Confidence Driven Classification of Application Types in the Presence of Background Network Traffic
Eun Hun Choi, Jasleen Kaur, Vladas Pipiras, Nelson Gomes Rodrigues Antunes, Brendan Massey
TL;DR
This work addresses the gap between well-performing application-traffic classifiers on curated datasets and their weaker performance on real-world traffic containing pervasive background traffic. It demonstrates that including background traffic as a separate class improves but also destabilizes predictions due to high heterogeneity and session-specific background content. To resolve this, the authors build a confidence-aware framework using embeddings trained with supervised contrastive loss, cosine similarity to class centroids, and Gaussian Mixture Model clustering to quantify and filter uncertainty. Compared to softmax-based filtering, the GMM-based approach achieves comparable or better macro F1 while maintaining higher relevant coverage, making the classifier more reliable for real-world monitoring and resource allocation. The work also outlines practical directions for online deployment, including concept-drift detection triggered by rising uncertainty.
Abstract
Accurately classifying the application types of network traffic using deep learning models has recently gained popularity.

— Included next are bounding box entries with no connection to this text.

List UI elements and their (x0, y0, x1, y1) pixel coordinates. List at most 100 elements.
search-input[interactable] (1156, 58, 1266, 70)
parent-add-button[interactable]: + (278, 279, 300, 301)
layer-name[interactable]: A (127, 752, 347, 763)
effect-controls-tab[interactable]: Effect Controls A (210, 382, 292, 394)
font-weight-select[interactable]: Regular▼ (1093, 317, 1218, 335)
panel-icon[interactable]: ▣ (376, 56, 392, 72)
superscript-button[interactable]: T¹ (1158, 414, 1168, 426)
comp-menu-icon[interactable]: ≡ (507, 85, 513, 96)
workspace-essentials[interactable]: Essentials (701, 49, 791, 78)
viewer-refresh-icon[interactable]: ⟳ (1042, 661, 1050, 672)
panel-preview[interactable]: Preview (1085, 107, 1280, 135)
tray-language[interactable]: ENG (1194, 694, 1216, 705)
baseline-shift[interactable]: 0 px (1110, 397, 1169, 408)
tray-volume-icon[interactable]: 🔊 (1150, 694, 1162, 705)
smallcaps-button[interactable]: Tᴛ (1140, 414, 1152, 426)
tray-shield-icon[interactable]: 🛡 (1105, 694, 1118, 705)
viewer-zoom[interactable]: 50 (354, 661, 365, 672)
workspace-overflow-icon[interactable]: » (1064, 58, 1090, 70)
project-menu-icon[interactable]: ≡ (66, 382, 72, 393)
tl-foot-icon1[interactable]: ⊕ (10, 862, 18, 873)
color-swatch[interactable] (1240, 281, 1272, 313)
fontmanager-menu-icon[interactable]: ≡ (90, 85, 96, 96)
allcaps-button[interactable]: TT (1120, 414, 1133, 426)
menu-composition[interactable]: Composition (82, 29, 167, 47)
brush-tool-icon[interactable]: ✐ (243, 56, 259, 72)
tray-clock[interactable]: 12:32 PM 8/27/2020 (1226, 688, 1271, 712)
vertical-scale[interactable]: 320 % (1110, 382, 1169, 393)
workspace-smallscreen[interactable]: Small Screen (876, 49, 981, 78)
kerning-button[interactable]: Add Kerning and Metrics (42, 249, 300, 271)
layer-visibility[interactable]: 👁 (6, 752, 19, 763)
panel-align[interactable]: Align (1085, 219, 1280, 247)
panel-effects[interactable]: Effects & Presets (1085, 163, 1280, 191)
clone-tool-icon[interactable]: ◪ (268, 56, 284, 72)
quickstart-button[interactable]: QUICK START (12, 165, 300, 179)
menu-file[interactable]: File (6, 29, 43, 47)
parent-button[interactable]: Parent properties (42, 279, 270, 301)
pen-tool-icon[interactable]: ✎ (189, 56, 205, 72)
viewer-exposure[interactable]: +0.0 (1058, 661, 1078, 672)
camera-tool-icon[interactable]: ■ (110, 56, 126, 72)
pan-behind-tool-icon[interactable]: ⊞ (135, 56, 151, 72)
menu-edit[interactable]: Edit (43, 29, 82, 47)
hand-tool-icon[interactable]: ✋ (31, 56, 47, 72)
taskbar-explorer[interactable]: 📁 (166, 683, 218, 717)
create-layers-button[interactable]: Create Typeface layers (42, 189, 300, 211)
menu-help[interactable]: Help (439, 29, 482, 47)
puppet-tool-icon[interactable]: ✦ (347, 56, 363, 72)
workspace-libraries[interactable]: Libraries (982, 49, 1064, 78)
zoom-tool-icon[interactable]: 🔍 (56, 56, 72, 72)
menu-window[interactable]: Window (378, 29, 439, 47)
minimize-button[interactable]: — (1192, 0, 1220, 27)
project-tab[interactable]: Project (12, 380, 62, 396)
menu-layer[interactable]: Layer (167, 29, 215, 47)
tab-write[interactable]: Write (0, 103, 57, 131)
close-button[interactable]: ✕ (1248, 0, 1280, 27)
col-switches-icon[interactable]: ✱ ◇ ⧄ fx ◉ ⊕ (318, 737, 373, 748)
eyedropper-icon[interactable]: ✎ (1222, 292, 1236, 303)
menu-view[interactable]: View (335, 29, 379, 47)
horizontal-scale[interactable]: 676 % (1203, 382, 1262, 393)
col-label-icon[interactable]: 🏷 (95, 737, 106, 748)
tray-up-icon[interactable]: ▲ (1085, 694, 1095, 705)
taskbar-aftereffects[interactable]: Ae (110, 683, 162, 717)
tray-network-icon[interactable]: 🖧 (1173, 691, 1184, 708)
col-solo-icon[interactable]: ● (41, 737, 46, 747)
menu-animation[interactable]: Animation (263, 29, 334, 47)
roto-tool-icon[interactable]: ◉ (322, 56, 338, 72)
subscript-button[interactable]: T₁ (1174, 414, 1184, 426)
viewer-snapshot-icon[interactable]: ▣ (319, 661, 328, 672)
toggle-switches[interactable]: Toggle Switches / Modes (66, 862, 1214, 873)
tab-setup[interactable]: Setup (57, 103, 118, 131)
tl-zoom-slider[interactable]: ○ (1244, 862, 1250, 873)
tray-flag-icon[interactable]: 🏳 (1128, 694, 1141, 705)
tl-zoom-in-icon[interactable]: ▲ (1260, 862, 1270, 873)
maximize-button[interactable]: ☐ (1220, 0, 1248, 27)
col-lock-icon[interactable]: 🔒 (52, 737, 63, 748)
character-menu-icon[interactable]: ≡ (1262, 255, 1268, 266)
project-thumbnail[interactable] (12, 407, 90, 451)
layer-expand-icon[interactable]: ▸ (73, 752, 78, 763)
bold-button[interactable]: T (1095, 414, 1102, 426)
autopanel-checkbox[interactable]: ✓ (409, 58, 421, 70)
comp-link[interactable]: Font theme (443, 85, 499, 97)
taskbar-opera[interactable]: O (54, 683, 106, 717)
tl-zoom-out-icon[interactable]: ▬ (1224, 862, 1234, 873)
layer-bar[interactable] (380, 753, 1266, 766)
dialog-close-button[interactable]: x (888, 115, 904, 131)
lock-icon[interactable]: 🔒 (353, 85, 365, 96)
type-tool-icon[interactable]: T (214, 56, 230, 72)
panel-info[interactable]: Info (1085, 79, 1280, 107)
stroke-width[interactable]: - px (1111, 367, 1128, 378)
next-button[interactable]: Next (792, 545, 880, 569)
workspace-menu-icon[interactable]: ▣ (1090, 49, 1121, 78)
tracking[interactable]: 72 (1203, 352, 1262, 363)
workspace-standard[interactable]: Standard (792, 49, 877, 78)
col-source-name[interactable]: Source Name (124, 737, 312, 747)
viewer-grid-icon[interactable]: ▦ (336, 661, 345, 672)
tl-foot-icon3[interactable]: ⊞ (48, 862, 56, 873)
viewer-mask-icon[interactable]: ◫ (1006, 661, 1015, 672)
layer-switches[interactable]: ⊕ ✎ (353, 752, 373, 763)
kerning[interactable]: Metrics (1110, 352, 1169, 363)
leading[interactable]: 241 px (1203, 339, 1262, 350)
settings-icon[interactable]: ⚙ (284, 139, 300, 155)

However, we find that these classifiers do not perform well on real-world traffic data due to the presence of non-application-specific generic background traffic originating from advertisements, analytics, shared APIs, and trackers. Unfortunately, state-of-the-art application classifiers overlook such traffic in curated datasets and only classify relevant application traffic. To address this issue, when we label and train using an additional class for background traffic, it leads to additional confusion between application and background traffic, as the latter is heterogeneous and encompasses all traffic that is not relevant to the application sessions. To avoid falsely classifying background traffic as one of the relevant application types, a reliable confidence measure is warranted, such that we can refrain from classifying uncertain samples. Therefore, we design a Gaussian Mixture Model-based classification framework that improves the indication of the deep learning classifier's confidence to allow more reliable classification.